入社1年目は研修等も多く、すべてが学びの機会となるので適度な緊張感もあり、周囲からのフォローも手厚いので充実感を得やすい状況です。しかし、2年目になると、周囲の期待が「もう2年目だしな」とぐっと高まることで「仕事で指摘される」「フォローされなくなる」「2年目だから出来て当たり前」といった状況や反応が増えてきます。
入社2年目は成長への分岐点
社会人2年目というのは、後輩ができて身が引き締まったり、モチベーションが上がったりする層もいれば、上記のような理由で悩む層もいるという時期です。まずこの時点で、「同期」のなかでも意識の差、成長の差が付き始めます。
また、入社2年目は、会社のこと、仕事のこと、周囲との人間関係など、1年目は考える余裕もなかったことが徐々に見えてきたり考えたりする余裕も出てきます。考えると「自分の仕事の能力は足りているのか」「他社の2年目と比べて自分はどうなのか」「今後のキャリアはどうなるのか」とさまざまな悩みも出てきます。
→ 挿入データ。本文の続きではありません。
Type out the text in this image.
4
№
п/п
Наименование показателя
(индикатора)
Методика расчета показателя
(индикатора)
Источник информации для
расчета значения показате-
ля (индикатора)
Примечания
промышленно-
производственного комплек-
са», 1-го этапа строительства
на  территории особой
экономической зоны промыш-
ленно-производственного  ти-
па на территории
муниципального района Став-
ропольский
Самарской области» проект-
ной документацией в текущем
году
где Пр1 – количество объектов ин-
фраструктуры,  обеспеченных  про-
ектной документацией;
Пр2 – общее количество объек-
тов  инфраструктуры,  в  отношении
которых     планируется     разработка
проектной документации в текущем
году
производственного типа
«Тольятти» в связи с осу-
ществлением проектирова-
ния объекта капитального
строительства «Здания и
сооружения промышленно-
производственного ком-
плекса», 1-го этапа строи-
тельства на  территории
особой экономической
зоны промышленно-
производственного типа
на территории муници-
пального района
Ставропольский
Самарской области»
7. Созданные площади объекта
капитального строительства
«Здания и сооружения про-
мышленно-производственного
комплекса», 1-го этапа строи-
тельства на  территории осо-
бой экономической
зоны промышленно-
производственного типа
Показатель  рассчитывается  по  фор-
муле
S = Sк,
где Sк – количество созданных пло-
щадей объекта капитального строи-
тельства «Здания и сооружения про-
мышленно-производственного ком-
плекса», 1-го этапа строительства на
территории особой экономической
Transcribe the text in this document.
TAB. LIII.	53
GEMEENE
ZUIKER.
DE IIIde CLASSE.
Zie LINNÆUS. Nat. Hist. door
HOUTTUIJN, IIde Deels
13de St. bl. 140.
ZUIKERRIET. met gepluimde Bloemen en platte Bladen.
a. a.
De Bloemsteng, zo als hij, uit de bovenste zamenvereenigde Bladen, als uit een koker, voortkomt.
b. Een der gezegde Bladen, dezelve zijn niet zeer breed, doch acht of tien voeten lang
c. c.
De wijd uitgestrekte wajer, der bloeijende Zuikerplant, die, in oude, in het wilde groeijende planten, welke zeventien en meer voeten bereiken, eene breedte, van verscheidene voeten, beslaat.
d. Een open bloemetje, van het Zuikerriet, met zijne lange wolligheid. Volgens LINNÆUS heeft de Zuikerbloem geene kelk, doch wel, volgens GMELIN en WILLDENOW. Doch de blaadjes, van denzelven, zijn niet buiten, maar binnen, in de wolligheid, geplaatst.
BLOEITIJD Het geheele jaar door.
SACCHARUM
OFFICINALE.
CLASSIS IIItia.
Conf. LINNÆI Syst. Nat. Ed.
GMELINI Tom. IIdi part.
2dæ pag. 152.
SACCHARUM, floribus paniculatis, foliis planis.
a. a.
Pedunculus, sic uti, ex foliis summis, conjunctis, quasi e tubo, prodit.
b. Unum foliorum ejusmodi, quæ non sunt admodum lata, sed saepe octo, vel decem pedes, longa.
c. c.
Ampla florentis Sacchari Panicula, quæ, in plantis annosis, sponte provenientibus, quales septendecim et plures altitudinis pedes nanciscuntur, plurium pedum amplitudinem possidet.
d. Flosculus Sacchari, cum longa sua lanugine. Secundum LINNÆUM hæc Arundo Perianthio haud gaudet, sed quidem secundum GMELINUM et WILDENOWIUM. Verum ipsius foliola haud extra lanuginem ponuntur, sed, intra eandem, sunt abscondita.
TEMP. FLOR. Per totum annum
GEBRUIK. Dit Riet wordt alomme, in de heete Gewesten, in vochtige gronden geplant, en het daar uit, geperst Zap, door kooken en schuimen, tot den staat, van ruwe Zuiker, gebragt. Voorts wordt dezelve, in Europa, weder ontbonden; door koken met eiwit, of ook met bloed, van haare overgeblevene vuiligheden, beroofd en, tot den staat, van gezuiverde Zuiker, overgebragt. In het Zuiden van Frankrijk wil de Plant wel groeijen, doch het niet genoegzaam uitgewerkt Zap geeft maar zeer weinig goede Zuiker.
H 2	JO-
前述した「入社前の想像とのギャップ」や「2年目になってケアされなくなった」「周囲からの期待値が高まった」等による悩みやモチベーションダウンも同様です。これらの悩みをうまく解消して成長に迎える層と、その場で立ち止まってしまい悩み続ける層でも、成長に大きな差がついてきます。
日本のビジネス社会では、「入社3年で一人前になる」という風潮が強いですが、3年で一人前になれるかどうかは、じつは2年目にかかっているのです。伸びている層をさらに伸ばす、悩みを抱えている層をフォローして成長軌道に乗せる、両面において、2年目社員に対する企業側のフォローが重要です。